Mi hanno chiesto di stare con lei, di giocare e soprattutto parlarle (visto che la parola non mi manca!) per aiutarla a migliorare dopo l’operazione.
Siamo subito entrate molto in sintonia, io le provavo a dire piccole parole in malgascio e lei cercava di ripeterle. Giocavamo insieme, coloravamo e lei migliorava a piccoli passi. Oggi sono andata in Casa di Carità per fare un’attività con le tempere, ma non sono riuscita a farla. La superiora delle suore mi ha comunicato che fra due giorni Clarisse dovrà andare a Fianarantsoa dove starà per un po’ in Casa di Carità e poi andrà nell’orfanotrofio aspettando una famiglia.
Non ce l’ho fatta e sono scoppiata a piangere, non riesco a credere che questa piccola creatura prenderà il volo fra pochi giorni. Abbiamo lavorato insieme per tre bellissime settimane giorno per giorno migliorando sempre di più. Non mi dimenticherò mai di sabato mattina quando eravamo insieme in giardino e nel vedere una mucca ci siamo avvicinate. Io ingenuamente mi sono avvicinata con lei per accarezzarla, ma nel momento in cui ho allungato la mano la mucca ha incominciato ha rincorrerci. Io l’ho presa subito in braccio e ho iniziato a correre verso casa come una disperata, mentre lei ha iniziato a ridere di gusto fino a quando non siamo arrivate.
Oppure quando l’ho portato per la prima volta in casa dei volontari e alla vista di uno specchio si è subito fiondata a guardarsi tutta e ha incominciato a darsi piccoli baci allo specchio e ogni bacio era accompagnato da una risata.

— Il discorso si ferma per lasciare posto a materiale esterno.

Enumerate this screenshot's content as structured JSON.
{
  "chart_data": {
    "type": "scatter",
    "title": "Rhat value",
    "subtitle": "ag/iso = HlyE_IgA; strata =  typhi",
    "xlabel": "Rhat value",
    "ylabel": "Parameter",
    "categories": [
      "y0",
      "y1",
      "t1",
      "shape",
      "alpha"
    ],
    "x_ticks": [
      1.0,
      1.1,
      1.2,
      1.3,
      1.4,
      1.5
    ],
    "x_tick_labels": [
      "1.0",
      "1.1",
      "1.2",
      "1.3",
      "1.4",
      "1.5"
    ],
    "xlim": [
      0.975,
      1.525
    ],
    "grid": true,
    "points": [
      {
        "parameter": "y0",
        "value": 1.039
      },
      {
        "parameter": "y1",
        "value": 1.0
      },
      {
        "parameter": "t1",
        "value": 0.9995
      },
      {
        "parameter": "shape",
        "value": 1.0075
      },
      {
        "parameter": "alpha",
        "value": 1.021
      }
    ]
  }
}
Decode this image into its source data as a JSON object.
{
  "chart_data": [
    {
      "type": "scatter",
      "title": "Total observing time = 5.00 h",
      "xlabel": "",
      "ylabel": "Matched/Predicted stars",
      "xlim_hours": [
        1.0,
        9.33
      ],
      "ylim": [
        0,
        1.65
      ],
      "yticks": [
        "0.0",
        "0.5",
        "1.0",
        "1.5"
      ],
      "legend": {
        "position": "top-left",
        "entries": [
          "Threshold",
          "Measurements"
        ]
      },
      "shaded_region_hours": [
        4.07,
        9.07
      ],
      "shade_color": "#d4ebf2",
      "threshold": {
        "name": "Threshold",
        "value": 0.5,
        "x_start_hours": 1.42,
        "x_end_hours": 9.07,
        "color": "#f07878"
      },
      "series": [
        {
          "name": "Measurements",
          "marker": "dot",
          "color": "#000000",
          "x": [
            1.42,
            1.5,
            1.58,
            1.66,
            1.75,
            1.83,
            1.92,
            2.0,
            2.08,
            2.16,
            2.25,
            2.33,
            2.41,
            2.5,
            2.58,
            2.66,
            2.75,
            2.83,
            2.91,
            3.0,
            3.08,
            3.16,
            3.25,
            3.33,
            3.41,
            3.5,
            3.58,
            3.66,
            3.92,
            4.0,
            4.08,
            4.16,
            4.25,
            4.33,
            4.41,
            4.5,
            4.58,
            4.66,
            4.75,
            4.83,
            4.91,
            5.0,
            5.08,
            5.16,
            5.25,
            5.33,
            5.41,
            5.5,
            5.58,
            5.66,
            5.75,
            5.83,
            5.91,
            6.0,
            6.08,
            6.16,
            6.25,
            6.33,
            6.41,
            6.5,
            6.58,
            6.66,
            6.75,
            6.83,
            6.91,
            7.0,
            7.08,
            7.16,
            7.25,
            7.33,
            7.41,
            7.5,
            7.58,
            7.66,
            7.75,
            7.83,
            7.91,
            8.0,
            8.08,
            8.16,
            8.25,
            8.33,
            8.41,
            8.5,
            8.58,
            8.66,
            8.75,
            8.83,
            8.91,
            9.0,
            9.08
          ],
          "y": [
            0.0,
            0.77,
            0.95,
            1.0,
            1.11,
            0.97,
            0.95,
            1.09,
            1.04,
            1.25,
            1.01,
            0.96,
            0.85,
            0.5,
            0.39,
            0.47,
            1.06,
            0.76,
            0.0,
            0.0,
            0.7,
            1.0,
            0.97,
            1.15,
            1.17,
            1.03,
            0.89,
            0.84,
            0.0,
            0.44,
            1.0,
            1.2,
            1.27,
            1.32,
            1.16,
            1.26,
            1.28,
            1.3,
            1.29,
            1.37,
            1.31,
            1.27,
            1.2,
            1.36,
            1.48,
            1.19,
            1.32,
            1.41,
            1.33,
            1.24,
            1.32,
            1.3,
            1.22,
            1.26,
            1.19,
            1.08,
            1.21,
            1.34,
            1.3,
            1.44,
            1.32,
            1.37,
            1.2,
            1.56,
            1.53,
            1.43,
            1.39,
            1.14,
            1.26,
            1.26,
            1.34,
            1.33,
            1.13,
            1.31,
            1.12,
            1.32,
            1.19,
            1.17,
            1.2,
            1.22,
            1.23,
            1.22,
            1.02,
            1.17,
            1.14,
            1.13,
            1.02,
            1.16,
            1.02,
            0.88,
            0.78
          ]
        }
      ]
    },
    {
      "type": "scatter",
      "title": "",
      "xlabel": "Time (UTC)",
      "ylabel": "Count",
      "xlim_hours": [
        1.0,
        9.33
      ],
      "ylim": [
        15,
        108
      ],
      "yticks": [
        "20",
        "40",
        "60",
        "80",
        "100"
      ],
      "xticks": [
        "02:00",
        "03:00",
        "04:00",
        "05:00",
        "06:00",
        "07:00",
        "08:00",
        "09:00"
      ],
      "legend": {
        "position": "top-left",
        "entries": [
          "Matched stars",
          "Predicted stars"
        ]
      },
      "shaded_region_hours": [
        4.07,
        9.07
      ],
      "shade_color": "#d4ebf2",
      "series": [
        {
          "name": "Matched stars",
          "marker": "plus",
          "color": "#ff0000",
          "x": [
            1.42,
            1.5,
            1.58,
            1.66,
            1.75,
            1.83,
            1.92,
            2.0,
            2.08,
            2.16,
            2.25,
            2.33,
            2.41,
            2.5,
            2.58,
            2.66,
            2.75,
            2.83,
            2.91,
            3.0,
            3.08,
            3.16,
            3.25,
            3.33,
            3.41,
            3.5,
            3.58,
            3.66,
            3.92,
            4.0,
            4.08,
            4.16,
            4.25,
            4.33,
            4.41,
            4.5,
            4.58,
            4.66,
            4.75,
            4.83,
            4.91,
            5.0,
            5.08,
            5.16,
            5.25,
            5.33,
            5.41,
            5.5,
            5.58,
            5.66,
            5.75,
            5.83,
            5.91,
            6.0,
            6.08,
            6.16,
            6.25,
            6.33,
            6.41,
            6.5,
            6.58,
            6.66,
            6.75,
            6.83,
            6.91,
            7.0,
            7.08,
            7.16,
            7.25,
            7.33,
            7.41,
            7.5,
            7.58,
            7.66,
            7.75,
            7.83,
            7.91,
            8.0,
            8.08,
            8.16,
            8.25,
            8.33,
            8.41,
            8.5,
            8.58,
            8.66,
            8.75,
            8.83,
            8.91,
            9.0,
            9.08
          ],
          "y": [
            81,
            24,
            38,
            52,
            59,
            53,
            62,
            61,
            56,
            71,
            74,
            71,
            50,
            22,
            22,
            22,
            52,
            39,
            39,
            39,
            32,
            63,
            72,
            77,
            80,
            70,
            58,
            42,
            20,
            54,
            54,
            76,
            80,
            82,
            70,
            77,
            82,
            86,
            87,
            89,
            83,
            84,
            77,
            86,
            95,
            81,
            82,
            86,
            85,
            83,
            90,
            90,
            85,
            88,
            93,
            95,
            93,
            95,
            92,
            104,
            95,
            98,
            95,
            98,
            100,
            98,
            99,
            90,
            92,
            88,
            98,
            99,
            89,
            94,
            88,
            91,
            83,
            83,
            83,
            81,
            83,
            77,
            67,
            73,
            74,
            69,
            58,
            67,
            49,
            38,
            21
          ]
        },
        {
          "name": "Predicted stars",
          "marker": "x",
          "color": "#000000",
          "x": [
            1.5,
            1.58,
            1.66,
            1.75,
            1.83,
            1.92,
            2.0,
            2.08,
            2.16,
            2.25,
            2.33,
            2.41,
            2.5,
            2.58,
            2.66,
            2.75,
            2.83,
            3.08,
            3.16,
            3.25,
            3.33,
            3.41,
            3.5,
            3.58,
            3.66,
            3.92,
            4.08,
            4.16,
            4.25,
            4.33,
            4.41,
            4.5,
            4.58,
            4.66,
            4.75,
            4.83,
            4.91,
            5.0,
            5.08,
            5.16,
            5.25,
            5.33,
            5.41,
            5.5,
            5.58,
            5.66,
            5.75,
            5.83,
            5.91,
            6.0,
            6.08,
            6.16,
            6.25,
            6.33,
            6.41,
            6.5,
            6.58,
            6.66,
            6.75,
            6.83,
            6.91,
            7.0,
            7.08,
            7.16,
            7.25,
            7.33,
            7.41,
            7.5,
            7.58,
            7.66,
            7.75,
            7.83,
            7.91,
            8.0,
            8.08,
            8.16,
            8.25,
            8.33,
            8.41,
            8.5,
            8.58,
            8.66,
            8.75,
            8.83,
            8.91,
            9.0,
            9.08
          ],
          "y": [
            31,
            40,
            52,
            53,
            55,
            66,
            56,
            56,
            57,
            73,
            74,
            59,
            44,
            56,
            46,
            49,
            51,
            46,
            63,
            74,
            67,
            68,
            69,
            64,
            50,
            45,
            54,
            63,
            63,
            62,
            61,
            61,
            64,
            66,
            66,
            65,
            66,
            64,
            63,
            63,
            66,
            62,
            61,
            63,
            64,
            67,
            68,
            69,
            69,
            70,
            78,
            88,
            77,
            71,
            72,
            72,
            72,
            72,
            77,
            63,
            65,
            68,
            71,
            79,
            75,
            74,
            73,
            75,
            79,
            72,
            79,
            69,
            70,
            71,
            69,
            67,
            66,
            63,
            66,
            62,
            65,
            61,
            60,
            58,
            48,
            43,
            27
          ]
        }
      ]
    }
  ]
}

Questi sono piccoli ricordi che mi porterò di Clarisse, ovunque andrà.
Domani sarà dura salutarla e dirle “ buona strada”, ma sono convinta che il Signore ogni giorno metta sul nostro cammino persone magnifiche che hanno il compito di accompagnarci, seppur per un breve tratto. Non mi resta che ringraziare Clarisse e il Signore per questo nostro incontro e per il percorso fatto insieme; nel frattempo aspetto che arrivi qualcun altro sulla mia strada per continuare questa missione che questa bimba è riuscita a farmi iniziare nel modo migliore!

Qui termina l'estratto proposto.